Il y a quelques années les Louvet donnèrent chez eux une grande fête et y firent un tel tintamarre que, vers trois heures du matin, Madame Trévins, Madame Altamont, Madame de Beaumont, et même Madame Marcia pourtant habituellement indifférente à ce genre de choses, après avoir en vain frappé à la porte des fêtards, finirent par téléphoner à la police. Deux agents furent dépêchés sur les lieux, bientôt rejoints par un serrurier assermenté qui les fit entrer.
C’est dans la cuisine que l’on découvrit le gros des invités, une douzaine environ, qui improvisaient un concert de musique contemporaine sous la direction du maître de maison. Celui-ci, vêtu d’un peignoir à rayures grises et vertes, les pieds dans des babouches de cuir, un abat-jour conique en guise de chapeau, était juché sur une chaise paillée et donnait la mesure, le bras gauche levé, l’index droit dressé près des lèvres, et répétant en pouffant de rire, à peu près toutes les secondes et demie : « chi va piano va sano, chi va sano va piano, chi va piano va sano, chi va sano va piano, etc. »
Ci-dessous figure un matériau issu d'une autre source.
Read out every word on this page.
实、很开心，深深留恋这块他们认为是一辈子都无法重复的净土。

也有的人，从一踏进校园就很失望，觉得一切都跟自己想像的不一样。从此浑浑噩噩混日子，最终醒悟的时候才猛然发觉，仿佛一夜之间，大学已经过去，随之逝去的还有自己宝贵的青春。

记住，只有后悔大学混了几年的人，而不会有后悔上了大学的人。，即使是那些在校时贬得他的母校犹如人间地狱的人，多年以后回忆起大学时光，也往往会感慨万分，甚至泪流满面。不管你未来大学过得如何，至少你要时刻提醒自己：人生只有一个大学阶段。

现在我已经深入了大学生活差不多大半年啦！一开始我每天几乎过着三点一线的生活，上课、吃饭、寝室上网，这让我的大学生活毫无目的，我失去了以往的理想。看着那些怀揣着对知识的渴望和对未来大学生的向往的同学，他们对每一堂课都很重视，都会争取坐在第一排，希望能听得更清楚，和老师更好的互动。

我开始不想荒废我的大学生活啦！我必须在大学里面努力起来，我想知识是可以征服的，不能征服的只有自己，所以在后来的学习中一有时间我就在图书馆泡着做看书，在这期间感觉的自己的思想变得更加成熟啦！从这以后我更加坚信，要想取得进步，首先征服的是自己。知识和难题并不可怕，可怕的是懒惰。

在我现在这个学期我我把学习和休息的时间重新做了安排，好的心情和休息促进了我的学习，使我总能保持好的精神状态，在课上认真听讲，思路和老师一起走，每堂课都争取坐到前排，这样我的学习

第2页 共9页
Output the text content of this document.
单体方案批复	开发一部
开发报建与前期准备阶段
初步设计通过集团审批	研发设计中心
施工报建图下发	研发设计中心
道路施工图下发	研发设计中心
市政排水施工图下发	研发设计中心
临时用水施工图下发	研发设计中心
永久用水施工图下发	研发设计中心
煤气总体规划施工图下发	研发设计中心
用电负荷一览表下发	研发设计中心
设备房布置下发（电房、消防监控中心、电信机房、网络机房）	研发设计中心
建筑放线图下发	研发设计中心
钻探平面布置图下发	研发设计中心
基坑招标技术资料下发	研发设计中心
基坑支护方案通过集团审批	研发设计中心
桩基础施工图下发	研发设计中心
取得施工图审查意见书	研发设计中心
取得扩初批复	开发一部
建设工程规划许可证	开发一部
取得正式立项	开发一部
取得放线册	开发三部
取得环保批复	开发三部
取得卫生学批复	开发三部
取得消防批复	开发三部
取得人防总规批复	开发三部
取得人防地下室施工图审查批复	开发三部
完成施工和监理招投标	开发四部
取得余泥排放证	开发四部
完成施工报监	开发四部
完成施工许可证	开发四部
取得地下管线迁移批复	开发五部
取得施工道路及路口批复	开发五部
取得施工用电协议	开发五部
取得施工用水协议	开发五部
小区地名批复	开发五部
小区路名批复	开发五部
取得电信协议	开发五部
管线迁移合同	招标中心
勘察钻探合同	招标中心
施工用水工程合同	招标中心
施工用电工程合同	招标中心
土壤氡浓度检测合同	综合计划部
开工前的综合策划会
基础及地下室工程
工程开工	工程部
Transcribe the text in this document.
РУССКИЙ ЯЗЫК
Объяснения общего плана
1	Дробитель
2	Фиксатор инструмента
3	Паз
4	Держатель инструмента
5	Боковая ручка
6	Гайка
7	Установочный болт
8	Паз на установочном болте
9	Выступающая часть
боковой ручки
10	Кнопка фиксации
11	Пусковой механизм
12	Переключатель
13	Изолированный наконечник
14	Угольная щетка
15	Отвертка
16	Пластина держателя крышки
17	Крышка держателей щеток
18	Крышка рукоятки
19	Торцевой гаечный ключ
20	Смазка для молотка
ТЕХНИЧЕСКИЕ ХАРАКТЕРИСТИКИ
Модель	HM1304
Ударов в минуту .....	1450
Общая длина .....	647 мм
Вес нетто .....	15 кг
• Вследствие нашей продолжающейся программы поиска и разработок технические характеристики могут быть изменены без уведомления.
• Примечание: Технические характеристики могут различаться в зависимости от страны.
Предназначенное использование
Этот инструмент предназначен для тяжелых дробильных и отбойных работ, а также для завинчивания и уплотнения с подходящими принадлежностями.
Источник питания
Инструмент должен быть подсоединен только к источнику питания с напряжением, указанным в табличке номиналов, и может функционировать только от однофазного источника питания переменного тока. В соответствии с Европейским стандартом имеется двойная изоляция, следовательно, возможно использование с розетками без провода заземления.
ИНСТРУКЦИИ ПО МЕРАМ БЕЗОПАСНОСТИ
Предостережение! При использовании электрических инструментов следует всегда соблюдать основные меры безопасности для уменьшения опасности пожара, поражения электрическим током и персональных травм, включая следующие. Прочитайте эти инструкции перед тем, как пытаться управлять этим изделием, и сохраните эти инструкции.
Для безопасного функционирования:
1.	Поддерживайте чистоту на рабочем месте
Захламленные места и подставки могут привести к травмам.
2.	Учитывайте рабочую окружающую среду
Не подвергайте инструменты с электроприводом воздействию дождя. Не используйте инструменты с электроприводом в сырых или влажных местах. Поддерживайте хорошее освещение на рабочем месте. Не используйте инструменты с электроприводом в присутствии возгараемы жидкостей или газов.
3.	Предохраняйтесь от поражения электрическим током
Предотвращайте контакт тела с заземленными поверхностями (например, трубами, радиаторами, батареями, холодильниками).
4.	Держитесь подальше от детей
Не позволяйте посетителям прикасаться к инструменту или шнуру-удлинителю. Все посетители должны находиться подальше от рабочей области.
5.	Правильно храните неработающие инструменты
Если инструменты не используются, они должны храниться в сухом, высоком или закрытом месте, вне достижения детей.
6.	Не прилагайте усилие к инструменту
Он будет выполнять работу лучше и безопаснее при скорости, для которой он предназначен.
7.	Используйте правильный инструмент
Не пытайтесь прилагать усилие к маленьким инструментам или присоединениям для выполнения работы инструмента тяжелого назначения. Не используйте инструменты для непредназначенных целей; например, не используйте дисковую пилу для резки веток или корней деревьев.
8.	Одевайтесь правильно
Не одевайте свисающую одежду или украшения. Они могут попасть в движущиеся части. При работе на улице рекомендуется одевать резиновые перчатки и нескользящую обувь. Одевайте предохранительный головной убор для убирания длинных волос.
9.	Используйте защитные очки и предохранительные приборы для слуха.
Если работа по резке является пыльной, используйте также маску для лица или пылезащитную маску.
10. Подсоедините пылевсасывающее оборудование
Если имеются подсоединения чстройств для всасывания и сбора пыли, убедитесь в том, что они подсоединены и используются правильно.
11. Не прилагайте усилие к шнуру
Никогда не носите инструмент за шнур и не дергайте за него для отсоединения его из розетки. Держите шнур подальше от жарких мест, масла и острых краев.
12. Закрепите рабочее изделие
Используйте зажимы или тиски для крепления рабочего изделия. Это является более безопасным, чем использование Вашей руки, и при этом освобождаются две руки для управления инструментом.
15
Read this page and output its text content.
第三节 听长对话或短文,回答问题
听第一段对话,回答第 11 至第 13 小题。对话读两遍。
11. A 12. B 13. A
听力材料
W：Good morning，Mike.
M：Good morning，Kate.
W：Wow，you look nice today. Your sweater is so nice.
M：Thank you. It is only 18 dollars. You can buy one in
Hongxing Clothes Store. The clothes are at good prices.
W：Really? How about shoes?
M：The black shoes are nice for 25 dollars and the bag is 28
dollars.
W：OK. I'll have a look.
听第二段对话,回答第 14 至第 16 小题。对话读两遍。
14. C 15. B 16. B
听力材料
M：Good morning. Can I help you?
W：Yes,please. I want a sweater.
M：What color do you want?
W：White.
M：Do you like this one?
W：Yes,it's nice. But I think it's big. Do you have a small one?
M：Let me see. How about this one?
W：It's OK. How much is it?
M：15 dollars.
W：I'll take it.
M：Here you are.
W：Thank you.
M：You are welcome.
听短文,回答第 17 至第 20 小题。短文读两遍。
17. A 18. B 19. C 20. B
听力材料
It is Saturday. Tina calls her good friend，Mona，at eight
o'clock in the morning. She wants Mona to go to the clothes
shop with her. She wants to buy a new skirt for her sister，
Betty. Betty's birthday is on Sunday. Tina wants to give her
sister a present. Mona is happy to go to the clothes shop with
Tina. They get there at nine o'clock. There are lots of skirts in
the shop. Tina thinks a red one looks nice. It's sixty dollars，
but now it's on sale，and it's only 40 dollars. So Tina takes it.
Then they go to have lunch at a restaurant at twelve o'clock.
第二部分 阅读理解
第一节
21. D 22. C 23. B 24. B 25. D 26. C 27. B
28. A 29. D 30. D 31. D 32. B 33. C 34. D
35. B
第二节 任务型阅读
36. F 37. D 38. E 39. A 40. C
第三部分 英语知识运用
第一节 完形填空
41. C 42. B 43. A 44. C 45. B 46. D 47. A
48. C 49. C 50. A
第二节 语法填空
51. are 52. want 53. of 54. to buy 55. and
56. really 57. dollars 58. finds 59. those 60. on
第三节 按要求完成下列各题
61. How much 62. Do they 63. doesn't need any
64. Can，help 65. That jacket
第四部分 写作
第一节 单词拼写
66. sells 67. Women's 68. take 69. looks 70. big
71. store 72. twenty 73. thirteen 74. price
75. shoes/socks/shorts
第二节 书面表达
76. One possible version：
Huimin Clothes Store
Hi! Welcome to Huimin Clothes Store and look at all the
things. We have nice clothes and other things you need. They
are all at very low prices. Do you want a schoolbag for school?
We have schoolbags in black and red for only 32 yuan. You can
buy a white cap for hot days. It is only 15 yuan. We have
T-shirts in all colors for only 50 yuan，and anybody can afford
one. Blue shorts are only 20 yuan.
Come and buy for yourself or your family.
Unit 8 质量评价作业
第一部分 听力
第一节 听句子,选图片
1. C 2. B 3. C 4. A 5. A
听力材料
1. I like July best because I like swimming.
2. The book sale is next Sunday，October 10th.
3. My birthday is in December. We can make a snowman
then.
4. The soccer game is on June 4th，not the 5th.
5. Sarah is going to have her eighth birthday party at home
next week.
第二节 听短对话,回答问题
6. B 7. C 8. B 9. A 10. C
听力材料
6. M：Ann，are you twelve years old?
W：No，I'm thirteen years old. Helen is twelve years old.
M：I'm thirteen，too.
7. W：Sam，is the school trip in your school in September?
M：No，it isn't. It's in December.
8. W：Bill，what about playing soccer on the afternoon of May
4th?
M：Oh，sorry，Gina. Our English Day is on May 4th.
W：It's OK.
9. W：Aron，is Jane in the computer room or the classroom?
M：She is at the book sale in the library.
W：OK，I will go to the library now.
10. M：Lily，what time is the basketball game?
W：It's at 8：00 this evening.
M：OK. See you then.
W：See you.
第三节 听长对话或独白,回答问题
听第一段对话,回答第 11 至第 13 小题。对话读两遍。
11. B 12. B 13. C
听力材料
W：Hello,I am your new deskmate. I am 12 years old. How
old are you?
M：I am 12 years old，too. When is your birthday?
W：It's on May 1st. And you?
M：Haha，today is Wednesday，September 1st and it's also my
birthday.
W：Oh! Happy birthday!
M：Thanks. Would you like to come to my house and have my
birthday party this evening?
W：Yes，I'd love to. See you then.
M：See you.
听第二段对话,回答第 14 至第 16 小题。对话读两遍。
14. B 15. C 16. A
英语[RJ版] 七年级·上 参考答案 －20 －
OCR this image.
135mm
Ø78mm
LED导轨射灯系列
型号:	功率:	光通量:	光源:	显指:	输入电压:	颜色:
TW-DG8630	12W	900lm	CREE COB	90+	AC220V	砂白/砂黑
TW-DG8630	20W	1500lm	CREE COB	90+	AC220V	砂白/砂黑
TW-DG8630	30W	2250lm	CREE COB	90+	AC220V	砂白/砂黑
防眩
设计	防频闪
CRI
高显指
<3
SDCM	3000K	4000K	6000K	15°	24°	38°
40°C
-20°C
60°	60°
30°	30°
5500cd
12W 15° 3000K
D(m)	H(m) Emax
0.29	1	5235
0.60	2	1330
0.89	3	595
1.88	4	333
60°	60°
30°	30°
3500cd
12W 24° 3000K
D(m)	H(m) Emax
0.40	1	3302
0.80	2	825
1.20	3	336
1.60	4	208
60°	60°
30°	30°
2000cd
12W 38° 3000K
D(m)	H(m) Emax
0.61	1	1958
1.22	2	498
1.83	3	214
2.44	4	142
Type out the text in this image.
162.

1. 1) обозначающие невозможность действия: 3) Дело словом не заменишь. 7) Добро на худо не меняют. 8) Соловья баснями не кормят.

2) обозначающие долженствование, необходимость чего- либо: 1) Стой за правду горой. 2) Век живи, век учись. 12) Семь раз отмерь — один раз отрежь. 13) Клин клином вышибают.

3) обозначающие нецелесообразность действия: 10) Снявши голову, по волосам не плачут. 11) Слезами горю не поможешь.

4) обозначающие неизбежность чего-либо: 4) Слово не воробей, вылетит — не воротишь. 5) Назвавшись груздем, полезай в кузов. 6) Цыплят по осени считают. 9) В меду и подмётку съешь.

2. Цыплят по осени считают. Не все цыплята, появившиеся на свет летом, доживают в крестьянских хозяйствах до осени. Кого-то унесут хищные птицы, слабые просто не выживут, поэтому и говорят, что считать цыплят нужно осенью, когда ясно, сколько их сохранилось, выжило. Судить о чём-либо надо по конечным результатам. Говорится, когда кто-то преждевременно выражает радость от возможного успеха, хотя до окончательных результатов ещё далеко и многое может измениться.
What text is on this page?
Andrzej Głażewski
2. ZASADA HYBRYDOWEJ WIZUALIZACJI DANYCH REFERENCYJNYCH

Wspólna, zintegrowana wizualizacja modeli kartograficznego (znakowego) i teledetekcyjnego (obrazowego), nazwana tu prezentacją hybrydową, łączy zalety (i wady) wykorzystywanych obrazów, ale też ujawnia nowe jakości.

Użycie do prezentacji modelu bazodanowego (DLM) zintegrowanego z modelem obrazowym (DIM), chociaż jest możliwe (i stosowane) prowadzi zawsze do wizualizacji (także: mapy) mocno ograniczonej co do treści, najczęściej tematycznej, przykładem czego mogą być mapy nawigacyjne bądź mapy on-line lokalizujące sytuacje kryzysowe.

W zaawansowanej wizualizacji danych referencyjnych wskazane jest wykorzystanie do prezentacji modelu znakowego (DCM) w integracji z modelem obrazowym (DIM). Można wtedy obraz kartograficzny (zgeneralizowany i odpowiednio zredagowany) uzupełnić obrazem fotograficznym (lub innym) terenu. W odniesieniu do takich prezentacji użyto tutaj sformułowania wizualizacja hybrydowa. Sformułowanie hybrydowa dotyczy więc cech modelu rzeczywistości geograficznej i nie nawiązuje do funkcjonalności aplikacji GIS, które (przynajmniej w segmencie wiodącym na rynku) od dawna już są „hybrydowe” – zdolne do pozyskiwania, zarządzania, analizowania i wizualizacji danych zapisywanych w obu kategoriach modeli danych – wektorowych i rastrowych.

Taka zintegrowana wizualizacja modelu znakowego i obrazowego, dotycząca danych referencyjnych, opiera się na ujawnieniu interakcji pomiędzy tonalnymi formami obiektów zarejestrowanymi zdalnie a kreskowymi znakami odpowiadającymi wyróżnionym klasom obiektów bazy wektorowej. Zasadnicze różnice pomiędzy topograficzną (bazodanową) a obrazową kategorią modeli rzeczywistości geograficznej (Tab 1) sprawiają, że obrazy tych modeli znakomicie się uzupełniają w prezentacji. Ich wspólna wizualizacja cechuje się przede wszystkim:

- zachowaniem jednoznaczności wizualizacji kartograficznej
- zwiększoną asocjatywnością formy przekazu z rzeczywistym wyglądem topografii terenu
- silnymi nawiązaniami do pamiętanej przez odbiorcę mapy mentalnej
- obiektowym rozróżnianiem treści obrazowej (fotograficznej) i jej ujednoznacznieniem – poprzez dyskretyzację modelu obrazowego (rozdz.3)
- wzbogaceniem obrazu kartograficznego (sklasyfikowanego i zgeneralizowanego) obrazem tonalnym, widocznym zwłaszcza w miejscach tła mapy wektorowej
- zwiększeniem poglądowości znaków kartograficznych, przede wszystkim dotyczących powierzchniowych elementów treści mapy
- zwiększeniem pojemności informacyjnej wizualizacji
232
Affalés dans un divan qui n’avait aucune raison d’être dans ce local, ou vautrés sur des coussins, les interprètes suivaient les mimiques du chef d’orchestre, soit en frappant divers ustensiles de cuisson avec des fourchettes, des louches et des couteaux, soit en produisant avec leurs bouches des cris plus ou moins modulés. Les bruits les plus exaspérants étaient émis par Madame Louvet qui, assise au milieu d’une véritable mare, cognait l’une contre l’autre deux bouteilles de cidre bouché jusqu’à ce que l’un ou l’autre des bouchons saute tout seul. Deux invités, apparemment indifférents aux directives de Louvet, participaient à leur façon au concert ; l’un faisait fonctionner sans arrêt un de ces jouets appelés diable, tête de polichinelle montée sur un puissant ressort jaillissant à volonté du cube de bois dans lequel il est comprimé ; l’autre lapait le plus bruyamment possible une assiette creuse pleine de ce fromage frais que l’on appelle cervelle de canut.